Text Mining master course 2020-2021

Text Mining 2020-2021

Teacher: Suzan Verberne
Teaching assistants: Michiel van der Meer, Jeroen Rook, Jan van Staalduinen, Mitch Angenent
Contact address: tmcourse@liacs.leidenuniv.nl

Course schedule

The course weeks consist of: a lecture, literature to read, and either a practical exercise (tutorial style) or a hand-in assignment. The lectures are on Wednesday, 9.15-11.00, online in Kaltura (URL has been published in Brightspace).

The literature will be distributed on Brightspace. The majority of the chapters comes from this book, abbreviated as J&M in the course schedule below.

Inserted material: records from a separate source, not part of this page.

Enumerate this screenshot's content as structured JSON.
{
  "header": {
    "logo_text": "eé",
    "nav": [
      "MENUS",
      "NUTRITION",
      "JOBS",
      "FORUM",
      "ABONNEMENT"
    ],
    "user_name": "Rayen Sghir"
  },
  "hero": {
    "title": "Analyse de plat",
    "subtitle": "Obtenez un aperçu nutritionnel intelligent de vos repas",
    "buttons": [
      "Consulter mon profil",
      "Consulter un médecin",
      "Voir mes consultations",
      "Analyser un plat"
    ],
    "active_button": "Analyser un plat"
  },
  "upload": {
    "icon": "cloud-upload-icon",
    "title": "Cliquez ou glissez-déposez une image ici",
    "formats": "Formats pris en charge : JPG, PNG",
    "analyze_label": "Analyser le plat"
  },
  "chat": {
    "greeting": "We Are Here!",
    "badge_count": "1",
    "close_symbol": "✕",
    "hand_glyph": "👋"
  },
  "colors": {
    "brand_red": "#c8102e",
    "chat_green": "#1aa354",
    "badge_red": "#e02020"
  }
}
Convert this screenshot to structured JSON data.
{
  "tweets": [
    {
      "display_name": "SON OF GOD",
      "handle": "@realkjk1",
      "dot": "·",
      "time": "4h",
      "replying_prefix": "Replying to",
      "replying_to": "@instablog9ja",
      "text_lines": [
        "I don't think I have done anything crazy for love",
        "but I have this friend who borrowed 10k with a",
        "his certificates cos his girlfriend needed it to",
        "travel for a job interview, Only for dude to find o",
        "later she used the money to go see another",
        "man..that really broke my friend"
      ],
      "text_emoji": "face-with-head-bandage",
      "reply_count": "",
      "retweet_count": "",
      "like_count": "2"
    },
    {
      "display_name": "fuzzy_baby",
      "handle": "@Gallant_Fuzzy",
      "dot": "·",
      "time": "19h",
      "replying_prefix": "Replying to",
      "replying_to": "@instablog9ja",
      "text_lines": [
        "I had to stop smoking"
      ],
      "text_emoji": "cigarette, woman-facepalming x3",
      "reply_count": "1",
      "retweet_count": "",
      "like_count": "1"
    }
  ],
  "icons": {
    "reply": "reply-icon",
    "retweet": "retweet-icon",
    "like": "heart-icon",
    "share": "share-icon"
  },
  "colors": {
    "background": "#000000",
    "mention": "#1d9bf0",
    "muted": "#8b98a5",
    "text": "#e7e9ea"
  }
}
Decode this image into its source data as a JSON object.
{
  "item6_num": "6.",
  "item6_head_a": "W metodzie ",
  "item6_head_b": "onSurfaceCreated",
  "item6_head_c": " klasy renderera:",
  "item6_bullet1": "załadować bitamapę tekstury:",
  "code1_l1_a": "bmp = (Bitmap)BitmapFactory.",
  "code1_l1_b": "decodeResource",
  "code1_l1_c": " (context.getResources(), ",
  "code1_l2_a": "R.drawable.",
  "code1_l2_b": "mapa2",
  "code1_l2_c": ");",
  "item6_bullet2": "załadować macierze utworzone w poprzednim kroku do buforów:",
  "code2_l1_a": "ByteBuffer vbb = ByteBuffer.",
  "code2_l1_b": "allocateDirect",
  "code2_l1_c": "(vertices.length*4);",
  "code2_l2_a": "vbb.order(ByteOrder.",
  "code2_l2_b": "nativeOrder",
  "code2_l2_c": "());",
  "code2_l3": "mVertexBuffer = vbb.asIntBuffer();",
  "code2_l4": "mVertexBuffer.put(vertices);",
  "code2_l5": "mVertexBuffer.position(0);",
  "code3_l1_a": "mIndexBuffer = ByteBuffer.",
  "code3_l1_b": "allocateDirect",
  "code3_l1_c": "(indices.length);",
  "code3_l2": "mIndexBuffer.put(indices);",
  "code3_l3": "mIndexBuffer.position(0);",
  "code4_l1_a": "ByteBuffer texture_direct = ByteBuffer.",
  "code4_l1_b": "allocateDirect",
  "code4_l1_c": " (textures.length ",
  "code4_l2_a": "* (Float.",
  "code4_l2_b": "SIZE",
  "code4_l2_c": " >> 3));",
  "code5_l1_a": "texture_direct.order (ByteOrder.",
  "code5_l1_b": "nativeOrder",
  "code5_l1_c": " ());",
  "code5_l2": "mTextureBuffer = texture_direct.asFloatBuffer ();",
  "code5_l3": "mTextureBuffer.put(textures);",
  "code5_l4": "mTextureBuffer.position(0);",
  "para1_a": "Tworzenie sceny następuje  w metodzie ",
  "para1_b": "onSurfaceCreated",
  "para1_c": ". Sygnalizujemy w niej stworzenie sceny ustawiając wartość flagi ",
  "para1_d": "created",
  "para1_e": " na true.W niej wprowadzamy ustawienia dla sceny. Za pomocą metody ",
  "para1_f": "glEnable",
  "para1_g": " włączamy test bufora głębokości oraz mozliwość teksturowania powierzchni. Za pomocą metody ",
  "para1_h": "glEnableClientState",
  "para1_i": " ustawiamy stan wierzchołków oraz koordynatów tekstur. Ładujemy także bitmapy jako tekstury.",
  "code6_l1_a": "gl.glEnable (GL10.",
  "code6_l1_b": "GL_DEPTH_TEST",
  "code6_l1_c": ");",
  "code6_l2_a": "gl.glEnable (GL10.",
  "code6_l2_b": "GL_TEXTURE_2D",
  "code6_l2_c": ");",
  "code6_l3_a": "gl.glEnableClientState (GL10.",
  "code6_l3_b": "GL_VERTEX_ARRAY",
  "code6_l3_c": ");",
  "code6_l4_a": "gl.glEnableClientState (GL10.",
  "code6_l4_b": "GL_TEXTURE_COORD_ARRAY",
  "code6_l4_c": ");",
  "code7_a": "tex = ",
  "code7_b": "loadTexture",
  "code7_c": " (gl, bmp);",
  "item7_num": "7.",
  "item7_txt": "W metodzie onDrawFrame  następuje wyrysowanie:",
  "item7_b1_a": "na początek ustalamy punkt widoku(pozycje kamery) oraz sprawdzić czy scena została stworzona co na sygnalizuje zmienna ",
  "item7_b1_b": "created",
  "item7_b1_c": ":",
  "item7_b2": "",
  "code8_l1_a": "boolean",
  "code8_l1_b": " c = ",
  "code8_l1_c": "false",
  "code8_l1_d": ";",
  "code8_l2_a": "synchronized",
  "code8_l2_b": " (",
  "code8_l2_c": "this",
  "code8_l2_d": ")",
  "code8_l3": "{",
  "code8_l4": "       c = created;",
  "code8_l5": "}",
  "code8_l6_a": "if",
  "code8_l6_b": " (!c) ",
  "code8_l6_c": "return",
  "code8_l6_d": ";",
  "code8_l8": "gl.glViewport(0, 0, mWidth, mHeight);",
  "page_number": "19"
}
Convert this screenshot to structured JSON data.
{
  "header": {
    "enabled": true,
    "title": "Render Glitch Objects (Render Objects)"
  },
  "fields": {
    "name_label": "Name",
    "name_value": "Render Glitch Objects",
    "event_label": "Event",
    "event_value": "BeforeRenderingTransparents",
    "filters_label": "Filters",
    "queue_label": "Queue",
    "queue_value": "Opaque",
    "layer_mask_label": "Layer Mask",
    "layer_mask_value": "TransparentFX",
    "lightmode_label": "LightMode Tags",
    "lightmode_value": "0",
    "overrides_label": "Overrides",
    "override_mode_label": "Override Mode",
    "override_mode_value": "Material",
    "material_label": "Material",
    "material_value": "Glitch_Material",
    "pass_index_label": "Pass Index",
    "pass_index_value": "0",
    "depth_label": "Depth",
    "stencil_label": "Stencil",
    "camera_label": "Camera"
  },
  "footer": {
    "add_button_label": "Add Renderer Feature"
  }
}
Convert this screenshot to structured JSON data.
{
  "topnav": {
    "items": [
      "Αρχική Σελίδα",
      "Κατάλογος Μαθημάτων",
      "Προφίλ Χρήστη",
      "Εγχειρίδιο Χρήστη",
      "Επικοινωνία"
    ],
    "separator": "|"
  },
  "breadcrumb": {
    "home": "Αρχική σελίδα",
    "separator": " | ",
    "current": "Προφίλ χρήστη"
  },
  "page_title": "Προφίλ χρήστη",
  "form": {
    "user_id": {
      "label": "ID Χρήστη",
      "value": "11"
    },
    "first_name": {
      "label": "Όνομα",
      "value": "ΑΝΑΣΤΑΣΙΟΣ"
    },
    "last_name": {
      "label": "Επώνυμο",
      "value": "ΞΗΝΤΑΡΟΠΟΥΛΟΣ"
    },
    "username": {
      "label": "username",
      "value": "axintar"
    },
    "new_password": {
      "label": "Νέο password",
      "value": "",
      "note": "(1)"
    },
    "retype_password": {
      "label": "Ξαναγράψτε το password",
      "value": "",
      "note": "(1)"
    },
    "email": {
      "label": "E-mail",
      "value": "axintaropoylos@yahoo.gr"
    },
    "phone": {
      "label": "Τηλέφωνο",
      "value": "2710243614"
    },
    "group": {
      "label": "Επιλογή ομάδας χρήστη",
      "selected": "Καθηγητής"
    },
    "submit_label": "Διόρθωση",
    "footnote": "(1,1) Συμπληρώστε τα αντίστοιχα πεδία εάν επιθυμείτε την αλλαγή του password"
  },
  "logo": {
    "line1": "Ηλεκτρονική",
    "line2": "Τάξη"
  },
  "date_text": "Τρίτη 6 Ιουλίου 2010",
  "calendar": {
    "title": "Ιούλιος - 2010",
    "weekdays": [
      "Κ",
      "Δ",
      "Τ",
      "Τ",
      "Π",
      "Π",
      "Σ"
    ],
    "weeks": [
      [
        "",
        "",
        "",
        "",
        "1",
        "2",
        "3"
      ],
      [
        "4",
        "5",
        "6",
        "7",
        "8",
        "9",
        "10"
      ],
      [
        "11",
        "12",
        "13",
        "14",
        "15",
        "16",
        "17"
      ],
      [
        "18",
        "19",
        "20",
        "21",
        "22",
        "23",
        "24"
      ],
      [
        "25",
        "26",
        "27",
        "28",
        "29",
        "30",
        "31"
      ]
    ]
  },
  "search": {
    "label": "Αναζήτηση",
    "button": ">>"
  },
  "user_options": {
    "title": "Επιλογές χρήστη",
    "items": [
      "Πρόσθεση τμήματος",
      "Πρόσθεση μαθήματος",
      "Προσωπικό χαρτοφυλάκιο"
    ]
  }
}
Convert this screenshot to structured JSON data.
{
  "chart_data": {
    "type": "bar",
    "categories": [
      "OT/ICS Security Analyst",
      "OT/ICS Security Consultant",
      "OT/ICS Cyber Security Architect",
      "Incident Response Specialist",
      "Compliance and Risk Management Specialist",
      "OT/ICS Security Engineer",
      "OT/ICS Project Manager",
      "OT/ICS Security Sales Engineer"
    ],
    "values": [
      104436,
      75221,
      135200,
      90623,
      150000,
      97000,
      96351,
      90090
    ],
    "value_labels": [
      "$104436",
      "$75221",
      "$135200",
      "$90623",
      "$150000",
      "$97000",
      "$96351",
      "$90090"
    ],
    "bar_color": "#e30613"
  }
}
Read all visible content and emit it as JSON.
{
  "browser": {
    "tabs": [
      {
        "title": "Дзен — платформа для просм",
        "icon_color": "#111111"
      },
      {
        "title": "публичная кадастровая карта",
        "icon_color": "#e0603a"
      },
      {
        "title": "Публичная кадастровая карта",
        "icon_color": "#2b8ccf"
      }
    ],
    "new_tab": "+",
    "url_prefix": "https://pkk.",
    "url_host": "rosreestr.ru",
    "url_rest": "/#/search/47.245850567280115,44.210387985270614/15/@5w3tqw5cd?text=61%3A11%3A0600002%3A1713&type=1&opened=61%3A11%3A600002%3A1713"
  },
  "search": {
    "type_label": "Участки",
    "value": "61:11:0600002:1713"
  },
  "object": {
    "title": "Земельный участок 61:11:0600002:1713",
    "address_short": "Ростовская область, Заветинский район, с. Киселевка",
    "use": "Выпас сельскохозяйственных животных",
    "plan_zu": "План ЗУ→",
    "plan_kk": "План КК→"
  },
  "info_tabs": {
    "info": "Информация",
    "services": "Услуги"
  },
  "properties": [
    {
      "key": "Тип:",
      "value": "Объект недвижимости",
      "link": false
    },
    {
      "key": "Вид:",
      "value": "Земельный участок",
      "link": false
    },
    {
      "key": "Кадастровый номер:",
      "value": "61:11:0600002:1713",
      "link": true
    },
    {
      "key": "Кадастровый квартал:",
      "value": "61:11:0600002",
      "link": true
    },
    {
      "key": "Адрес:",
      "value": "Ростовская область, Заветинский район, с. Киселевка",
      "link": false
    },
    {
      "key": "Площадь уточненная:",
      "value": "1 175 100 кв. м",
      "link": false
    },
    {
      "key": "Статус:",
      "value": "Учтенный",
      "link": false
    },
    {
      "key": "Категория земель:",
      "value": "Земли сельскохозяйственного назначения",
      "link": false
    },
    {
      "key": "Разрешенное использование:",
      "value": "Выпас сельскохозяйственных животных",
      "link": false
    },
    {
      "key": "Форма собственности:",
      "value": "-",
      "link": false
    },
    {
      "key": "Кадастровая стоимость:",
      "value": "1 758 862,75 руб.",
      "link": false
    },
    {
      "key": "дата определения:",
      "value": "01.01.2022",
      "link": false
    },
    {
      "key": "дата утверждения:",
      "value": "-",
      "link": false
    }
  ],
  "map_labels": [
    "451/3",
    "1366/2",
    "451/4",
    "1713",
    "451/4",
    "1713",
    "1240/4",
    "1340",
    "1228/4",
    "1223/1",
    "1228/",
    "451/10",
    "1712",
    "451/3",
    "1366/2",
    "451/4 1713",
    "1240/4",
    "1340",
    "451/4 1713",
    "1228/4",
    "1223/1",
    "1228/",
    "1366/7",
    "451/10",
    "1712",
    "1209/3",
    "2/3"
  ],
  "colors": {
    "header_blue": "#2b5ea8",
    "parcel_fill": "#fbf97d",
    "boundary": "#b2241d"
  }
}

J&M: Dan Jurafsky and James H. Martin, Speech and Language Processing (3rd ed), 2019

Week	Lecture	Literature	Exercise / assignment
1 (2 Sept)	Introduction		Informal break-out
2 (9 Sept)	Text processing	J&M chapter 2. Regular Expressions, Text Normalization, Edit Distance	Exercise: Chapter 1 of "Advanced NLP with Spacy"
3 (16 Sept)	Vector Semantics	J&M chapter 6. Vector Semantics	Exercise: Tutorial about the semantics of word embeddings
4 (23 Sept)	Text categorization	J&M chapter 4.1-4.3. Naive Bayes Classification Zhai & Massung chapter 15. Text categorization	Exercise: Text classification tutorial (sklearn)
5 (30 Sept)	Data collection and annotation	Finin (2010). Annotating Named Entities in Twitter Data with Crowdsourcing McHugh (2012). Interrater reliability: the kappa statistic	Assignment 1. Text classification (deadline 12 Oct)
6 (7 Oct)	Neural NLP and transfer learning	J&M chapter 7. Neural Nets and Neural Language Models	Exercise: BERT Fine-Tuning with Huggingface
7 (14 Oct)	Information Extraction	J&M chapter 18. Information Extraction	Exercise: Sequence labelling tutorial (crfsuite)
(21 Oct)	No lecture
8 (28 Oct)	Text summarization	Kryściński et al (2019). Neural Text Summarization: A Critical Evaluation	Assignment 2. Information Extraction (deadline 2 Nov)
9 (4 Nov)	Sentiment analysis	Select paper for literature assignment (see below)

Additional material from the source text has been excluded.